In the case of a rocket, the force which drives the rocket forward and upwards is the imbalance of pressure forces within the combustion chamber.

Lets imagine a cubic container, lets say a biscuit tin, with 6 sides, each 1 foot (I’ll use imperial units since they are much easier to visualise) long and with a lid on the bottom which is held but can be released by a catch. Lets put a valve on one side through which air can be pumped. The box is suspended free and is not incontact or close to the ground.

Now put a pressure of 1 psig (pound per square inch guage) in the box. (for understanding, atmospheric pressure is about 14.7 psia or 0psig (a = absolute, g= gauge) and a typical car tyre is about 35psig. So there is a differential pressure between the inside of the box and the outside of 1 pound per square inch. That means there is a total force acting on each side, the top and the bottom, of 144 (1x12x12) pounds of force. (if you are, say 65 kgs, or 144 pounds weight, you are exerting that force onto the ground so it is kinda like you standing on the box)
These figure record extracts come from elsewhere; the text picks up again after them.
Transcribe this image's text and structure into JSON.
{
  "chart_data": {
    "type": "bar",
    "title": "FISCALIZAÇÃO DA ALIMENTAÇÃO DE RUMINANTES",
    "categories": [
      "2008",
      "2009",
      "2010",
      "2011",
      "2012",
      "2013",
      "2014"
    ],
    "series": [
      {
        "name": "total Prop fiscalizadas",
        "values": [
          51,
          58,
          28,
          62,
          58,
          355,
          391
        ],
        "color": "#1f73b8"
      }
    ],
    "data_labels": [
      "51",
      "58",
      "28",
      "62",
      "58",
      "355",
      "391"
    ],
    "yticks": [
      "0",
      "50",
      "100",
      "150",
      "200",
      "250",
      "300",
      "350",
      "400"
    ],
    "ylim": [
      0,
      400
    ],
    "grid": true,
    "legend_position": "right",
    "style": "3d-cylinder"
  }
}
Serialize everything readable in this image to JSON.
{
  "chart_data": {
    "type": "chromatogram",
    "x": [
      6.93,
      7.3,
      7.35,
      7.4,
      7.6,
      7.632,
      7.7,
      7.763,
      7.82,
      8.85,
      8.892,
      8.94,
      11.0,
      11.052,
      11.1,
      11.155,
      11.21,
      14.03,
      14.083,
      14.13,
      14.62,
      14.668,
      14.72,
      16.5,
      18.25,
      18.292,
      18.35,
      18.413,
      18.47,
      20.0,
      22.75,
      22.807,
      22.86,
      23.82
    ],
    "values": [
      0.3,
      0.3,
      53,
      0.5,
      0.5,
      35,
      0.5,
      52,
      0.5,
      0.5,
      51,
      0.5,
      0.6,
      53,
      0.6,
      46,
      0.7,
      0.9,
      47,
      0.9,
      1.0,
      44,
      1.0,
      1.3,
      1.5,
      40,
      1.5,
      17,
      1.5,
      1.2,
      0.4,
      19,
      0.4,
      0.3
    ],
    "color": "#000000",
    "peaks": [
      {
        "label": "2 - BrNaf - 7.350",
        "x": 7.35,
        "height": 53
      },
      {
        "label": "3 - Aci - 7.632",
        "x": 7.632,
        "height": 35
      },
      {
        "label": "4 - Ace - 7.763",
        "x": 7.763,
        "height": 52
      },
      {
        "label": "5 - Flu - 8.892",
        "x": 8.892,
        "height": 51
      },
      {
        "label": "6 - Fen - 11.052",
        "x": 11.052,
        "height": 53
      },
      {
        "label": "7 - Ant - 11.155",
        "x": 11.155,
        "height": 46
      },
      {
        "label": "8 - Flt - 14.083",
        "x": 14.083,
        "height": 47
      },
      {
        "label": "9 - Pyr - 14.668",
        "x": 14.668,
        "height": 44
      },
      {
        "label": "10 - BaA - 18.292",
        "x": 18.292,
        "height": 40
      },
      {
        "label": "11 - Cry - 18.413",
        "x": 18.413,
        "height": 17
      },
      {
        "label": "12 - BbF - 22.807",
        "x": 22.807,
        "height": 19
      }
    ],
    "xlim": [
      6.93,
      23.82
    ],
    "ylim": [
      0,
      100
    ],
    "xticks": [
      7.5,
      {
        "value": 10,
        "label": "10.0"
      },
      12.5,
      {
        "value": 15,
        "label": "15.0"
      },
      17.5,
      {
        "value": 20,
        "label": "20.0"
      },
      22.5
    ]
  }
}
While the lid is on, all the forces are in balance. Each side force balances the opposite side and the force on the top balances the force on the lid. Now release the catch on the lid. Immediately, the force on the lid no longer pulls on the box and as a result the force on the opposite side, the top, is 144 pounds of force. THAT is the driving force for a rocket!! To maintain the thrust, you need to maintain the pressure in the chamber, so if air is continually added to the box, then it will continue to experience an imbalance of forces and will continue to move/accelerate.